Her nursing team was split, with older, more experienced nurses staying with transplant patients and younger nurses like Clay assigned to the Covid-19 cases. Clay initially considered herself lucky. She was still working with some of her fellow nurses, and she found comfort in the routines of her floor — the location of medicines, the code to the supply room. Also, she was relatively well stocked with personal protective equipment (PPE), including a fresh N95 mask daily — not enough to switch out after every patient, per protocol, but certainly more than other medical personnel in the city had. Still, she made sure to put her mask aside every night, just in case there wasn’t a new one available the next day.

Despite the risks and the unknowns, Clay did not fear for her life. “I’m not wired that way,” she explains. “This is the profession I chose, and while I deserve to be protected with PPE, I didn’t worry about it too much.”
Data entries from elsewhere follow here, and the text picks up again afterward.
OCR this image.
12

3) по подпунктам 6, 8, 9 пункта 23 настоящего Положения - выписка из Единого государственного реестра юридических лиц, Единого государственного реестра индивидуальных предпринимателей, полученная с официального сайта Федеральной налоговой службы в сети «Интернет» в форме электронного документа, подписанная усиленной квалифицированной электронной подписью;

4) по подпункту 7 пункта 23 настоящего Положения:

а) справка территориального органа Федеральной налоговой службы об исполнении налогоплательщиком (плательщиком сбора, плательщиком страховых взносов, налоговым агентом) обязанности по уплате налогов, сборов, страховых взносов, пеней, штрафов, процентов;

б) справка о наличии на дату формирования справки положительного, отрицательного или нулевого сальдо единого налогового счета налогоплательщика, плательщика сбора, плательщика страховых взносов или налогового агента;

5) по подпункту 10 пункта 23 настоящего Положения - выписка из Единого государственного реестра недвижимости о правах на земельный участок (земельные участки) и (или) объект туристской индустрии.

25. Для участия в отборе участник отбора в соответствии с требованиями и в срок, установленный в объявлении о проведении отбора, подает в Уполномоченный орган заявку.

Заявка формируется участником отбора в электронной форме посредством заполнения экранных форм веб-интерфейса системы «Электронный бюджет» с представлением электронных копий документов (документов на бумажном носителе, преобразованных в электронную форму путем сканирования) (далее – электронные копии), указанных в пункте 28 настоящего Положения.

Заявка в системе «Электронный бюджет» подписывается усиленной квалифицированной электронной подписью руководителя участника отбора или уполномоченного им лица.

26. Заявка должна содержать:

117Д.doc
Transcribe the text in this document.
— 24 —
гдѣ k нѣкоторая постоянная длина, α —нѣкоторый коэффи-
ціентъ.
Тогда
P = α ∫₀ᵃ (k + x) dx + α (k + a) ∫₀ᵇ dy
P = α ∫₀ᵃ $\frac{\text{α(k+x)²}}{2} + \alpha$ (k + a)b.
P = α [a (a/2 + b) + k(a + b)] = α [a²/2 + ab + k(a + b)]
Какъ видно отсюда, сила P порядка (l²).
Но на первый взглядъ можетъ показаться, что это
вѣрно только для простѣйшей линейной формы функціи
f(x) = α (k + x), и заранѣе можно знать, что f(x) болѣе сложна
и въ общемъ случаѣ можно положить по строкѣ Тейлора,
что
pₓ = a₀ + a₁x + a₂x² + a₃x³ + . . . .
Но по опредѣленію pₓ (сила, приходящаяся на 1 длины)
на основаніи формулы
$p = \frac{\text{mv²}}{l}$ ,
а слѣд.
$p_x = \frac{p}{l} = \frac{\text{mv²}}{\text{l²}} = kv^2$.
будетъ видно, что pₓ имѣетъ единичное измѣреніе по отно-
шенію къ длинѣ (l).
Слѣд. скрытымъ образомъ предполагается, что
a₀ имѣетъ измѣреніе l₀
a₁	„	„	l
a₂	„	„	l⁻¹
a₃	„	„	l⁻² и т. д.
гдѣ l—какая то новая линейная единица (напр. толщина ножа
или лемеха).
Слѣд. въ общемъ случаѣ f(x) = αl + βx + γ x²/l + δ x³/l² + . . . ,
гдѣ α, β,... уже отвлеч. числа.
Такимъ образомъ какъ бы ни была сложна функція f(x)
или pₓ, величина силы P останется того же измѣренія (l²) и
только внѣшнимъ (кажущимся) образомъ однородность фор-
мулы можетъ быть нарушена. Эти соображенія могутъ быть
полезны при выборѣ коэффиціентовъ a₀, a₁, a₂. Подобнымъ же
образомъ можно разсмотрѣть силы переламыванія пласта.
Over time, however, the days on the unit began to wear on her. A wave of new doctors, providers, and physician’s assistants arrived on her floor as relief workers, some of them medical students who had graduated early from state schools. To limit doctors’ exposure to the virus, nurses were asked to interact more with patients. Though Clay volunteered to check on her patients frequently, the stress mounted.

She also struggled with the volatility and unpredictability of Covid-19. Clay was accustomed to working with critically ill transplant patients, but there were signs when their health worsened, and she typically had time to react and adapt. Patients with Covid-19 can devolve in a matter of minutes, often with little warning. It was stressful to be on alert at every moment, to know that patients could flip and die in a matter of seconds. “You were never going to be able to prepare for that,” Clay says.

Sometime that spring, New Yorkers began a nightly ritual to salute the city’s health-care workers, an organic expression of gratitude born of social media. Gathered on streets, apartment balconies, and rooftops, they cheered, clapped, banged pots and pans, and played music. Clay was too busy inside the hospital to hear what was happening outside, but one evening, her manager forced the floor’s nurses to greet a crowd gathered outside Mt. Sinai, including firefighters, their truck horns blaring and lights blazing.

After a particularly rough week, Clay one night took a jog that happened to coincide with the 7 p.m. salute. She let herself appreciate it for a moment. She says she has never felt recognized like that; nursing can be a thankless job, but New Yorkers were suddenly pouring out their thanks.

Today, the number of Covid-19 cases are rising again, nationally and in New York. Clay remains with her transplant patients for now. Months after her work on the Covid-19 unit, she reflects on the experience. Though so much in the world at the time felt hopeless, she says her role as a front-line worker gave her a powerful sense of purpose. “When Covid hit, I was very thankful that I could actually be doing something and making a difference. I felt like I was actively helping.”